Guerre en Ukraine : Zelensky craint « l’apocalypse » en Europe si le monde « ne parvient pas à stopper » Poutine

Guerre en Ukraine : Zelensky craint « l’apocalypse » en Europe si le monde « ne parvient pas à stopper » Poutine
Le président ukrainien appelle les alliés de son pays à « fermer le ciel » ou à livrer à Kiev des avions de combat. Il se redit prêt à des négociations sans conditions avec Moscou
Par Rémy Ourdan (Kiev, envoyé spécial) Article réservé aux abonnés

Volodymyr Zelensky, en conférence de presse à la résidence présidentielle du palais Mariinsky, à Kiev, le 3 mars 2022. LAURENT VAN DER STOCKT POUR « LE MONDE »

Volodymyr Zelensky, ces jours-ci l’homme le plus menacé de la planète, sourit. « La vie est comme elle est. Je suis vivant et le sentiment d’être important pour d’autres, c’est bien. Le moral est bon, l’équipe travaille, personne n’est parti. » Le dirigeant ukrainien, dont la chute ou l’assassinat est un des objectifs de guerre de Moscou, reconnaît être « un être humain comme un autre, qui a envie de vivre ». « Je pense tout le temps à la vie de nos soldats. Je pense aux membres de ma famille. En revanche, en tant que président, je n’ai pas le droit d’avoir peur pour moi-même. »

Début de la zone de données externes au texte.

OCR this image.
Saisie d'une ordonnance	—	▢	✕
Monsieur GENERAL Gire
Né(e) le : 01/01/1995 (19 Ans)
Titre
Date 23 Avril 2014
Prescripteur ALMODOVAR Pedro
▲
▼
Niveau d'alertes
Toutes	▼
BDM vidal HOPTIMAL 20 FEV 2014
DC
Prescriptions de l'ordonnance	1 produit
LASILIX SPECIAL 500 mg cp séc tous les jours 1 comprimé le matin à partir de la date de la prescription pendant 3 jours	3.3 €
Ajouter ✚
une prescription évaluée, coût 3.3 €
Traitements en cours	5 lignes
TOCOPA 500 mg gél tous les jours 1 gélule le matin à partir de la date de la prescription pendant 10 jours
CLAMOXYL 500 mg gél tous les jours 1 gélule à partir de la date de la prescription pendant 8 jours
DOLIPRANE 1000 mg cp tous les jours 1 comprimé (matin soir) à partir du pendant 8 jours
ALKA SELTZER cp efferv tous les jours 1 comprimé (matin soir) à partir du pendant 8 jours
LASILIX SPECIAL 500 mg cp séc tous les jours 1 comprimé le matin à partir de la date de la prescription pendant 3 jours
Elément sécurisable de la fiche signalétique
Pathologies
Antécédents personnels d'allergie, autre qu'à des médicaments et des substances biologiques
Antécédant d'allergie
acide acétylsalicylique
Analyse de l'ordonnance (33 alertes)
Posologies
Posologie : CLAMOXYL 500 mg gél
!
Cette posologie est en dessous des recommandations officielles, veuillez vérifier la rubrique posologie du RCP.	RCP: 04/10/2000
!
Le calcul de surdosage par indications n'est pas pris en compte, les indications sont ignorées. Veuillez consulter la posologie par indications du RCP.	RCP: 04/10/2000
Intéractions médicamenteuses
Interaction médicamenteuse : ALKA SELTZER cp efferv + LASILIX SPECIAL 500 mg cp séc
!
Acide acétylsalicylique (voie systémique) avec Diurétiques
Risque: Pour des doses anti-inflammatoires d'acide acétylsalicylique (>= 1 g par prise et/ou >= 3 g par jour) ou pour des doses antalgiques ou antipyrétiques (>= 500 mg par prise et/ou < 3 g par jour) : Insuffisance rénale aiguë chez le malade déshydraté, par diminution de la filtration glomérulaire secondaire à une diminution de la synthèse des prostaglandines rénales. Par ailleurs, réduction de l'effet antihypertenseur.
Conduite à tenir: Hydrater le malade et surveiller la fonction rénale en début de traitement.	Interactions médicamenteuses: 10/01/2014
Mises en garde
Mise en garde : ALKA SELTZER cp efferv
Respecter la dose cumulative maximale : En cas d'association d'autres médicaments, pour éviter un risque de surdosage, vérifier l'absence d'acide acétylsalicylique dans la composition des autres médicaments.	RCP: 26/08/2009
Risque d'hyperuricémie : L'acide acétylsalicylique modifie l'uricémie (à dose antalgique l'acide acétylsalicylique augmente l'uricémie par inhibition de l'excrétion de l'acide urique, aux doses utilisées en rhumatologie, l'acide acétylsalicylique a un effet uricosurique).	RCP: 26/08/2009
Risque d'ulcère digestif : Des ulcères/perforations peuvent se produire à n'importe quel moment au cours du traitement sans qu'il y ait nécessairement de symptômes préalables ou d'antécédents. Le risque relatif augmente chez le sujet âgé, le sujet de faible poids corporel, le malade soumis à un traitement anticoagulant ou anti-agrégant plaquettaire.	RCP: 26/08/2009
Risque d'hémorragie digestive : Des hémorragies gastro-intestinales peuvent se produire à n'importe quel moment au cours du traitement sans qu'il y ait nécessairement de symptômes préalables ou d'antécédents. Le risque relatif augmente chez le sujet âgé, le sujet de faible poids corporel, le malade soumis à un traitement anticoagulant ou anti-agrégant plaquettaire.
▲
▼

M. Zelensky est « président de guerre » depuis une semaine lorsqu’il rencontre pour la première fois, jeudi 3 mars, un groupe de journalistes internationaux, dont Le Monde, pour une conférence de presse restreinte. Son équipe a aménagé une salle anonyme et « bunkerisée » dans une aile du palais Mariinskyi, la présidence ukrainienne, dans le centre-ville de Kiev. Comme lorsqu’il diffuse chaque jour des messages vidéo à l’attention de ses compatriotes, M. Zelensky tient à mettre en scène un chef d’Etat au travail dans son lieu habituel, ce qui ne veut évidemment pas dire qu’il y travaille ou y vive en permanence.

Alors que Moscou intensifie son offensive militaire contre l’Ukraine en dépit d’une réprobation mondiale et d’appels incessants à un cessez-le-feu, et que Kiev craint un encerclement imminent, M. Zelensky veut faire passer quelques messages. On dirait que ce président, traqué et par ailleurs exténué, qui dit avoir une quinzaine de conversations par jour avec des chefs d’Etat ou de gouvernement, lance ses dernières bouteilles à la mer avant ce qu’il pense être « l’apocalypse ».

« Fermez le ciel ! »

Le premier message, très concret, concerne l’écrasante supériorité aérienne de la Russie dans cette guerre. Même si l’Ukraine ralentit tant bien que mal certaines offensives terrestres et se prépare à des actions de guérilla dans les villes, il sait que son pays n’a aucune chance de survivre face à l’aviation russe. Il évoque donc l’éventualité d’une « no-fly zone », une zone d’exclusion aérienne. Les alliés de l’Ukraine ont déjà exclu cette hypothèse car, en Europe, seule l’Organisation du traité de l’Atlantique Nord (OTAN) pourrait mettre en œuvre une telle mesure, comme l’Alliance atlantique l’avait fait dans le ciel d’ex-Yougoslavie dans les années 1990. Or il est, cette fois, hors de question d’engager directement l’OTAN dans un conflit avec la Russie, puissance nucléaire hostile.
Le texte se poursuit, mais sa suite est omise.